Following Up After Sending An Application
Sending in your actual application can be extremely frustrating if you don’t hear back from the company. Many hiring teams set up autoresponders so you know that your application was received, but even with an autoresponder, it often feels like your resume just gets lost in a black hole.
If you’ve sent in an application and you’ve heard nothing about the receipt of your resume, it is acceptable to follow up in about a week’s time to confirm that the hiring team did receive your application.

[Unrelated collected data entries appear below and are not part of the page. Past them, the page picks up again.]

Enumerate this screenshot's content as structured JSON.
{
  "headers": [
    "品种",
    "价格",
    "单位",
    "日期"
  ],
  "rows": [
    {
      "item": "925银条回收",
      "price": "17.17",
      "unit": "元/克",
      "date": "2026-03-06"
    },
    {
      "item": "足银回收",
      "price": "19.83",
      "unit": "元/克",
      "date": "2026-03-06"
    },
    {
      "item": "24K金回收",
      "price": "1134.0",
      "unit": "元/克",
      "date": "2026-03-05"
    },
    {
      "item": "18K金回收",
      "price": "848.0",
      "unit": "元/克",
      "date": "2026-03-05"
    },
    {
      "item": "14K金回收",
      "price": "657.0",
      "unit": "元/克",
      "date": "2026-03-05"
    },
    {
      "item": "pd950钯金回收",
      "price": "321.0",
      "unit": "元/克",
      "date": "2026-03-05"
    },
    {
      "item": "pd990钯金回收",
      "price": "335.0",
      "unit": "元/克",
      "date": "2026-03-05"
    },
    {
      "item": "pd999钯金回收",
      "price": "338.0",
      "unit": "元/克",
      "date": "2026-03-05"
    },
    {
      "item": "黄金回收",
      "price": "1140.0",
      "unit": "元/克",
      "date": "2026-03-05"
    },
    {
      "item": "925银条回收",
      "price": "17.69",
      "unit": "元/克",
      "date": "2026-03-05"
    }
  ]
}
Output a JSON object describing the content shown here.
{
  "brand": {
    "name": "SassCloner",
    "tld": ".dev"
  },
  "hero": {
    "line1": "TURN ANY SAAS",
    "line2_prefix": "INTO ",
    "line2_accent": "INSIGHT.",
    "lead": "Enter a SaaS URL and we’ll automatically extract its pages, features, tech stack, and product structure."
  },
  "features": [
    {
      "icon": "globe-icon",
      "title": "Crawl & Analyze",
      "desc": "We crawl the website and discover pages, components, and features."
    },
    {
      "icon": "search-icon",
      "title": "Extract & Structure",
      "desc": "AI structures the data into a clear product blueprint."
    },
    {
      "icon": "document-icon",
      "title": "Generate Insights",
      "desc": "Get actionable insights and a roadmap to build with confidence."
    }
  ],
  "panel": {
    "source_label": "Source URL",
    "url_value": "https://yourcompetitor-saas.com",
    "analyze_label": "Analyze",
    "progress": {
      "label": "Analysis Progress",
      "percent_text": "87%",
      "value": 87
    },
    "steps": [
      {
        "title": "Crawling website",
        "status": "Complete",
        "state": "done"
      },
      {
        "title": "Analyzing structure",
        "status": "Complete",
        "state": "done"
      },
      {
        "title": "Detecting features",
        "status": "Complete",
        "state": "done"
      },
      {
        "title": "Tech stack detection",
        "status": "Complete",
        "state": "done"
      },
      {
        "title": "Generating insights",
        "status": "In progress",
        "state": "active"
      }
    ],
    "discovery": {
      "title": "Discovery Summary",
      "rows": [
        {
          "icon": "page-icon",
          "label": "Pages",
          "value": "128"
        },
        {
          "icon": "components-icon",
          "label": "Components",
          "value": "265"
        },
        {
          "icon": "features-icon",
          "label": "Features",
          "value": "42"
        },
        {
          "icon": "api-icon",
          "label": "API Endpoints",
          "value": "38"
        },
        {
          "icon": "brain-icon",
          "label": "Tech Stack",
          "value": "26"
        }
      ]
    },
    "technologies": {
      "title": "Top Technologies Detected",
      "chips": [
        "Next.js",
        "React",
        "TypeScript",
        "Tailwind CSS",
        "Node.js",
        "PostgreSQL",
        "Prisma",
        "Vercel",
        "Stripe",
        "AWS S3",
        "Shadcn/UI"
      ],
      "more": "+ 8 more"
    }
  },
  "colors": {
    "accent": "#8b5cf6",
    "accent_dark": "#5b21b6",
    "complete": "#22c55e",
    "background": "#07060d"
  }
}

Following Up After An Interview
Landing an interview, whether it is a phone screen, first round or second round in-person interview, is extremely exciting. But after the interview concludes, the waiting game begins. Always make sure to send a thank-you note after every interview, either the same day or the next day. This will reinforce your interest in the position and it provides you with the opportunity to address anything you may have missed during the conversation. Do not call or email to ask about your status, however, unless the day has passed that you were told you’d receive notification on the next steps. Calling too soon could alienate the hiring manager.
Following Up When The Hiring Manager Is Vague
If you asked about next steps and you received a vague timeline or an even more vague response like, “we will let you know,” it can be difficult to know when to reach out. Try to remain patient for a week and then send an email or call the hiring manager to determine where things stand.
Following Up When You Get Another Job Offer
If you receive a job offer while you’re waiting to hear from an employer, reach out to your point of contact and tell them you have an offer, but you are still extremely interested in their role. If you have a deadline to respond to the offer, let them know what the deadline is.
If the employer isn’t considering you seriously, they will likely encourage you to accept the offer you have. If they are considering you and they are willing to make a decision before your deadline, you can wait it out or ask the offering organization for a few more days to consider, though asking for more time does come with some risk.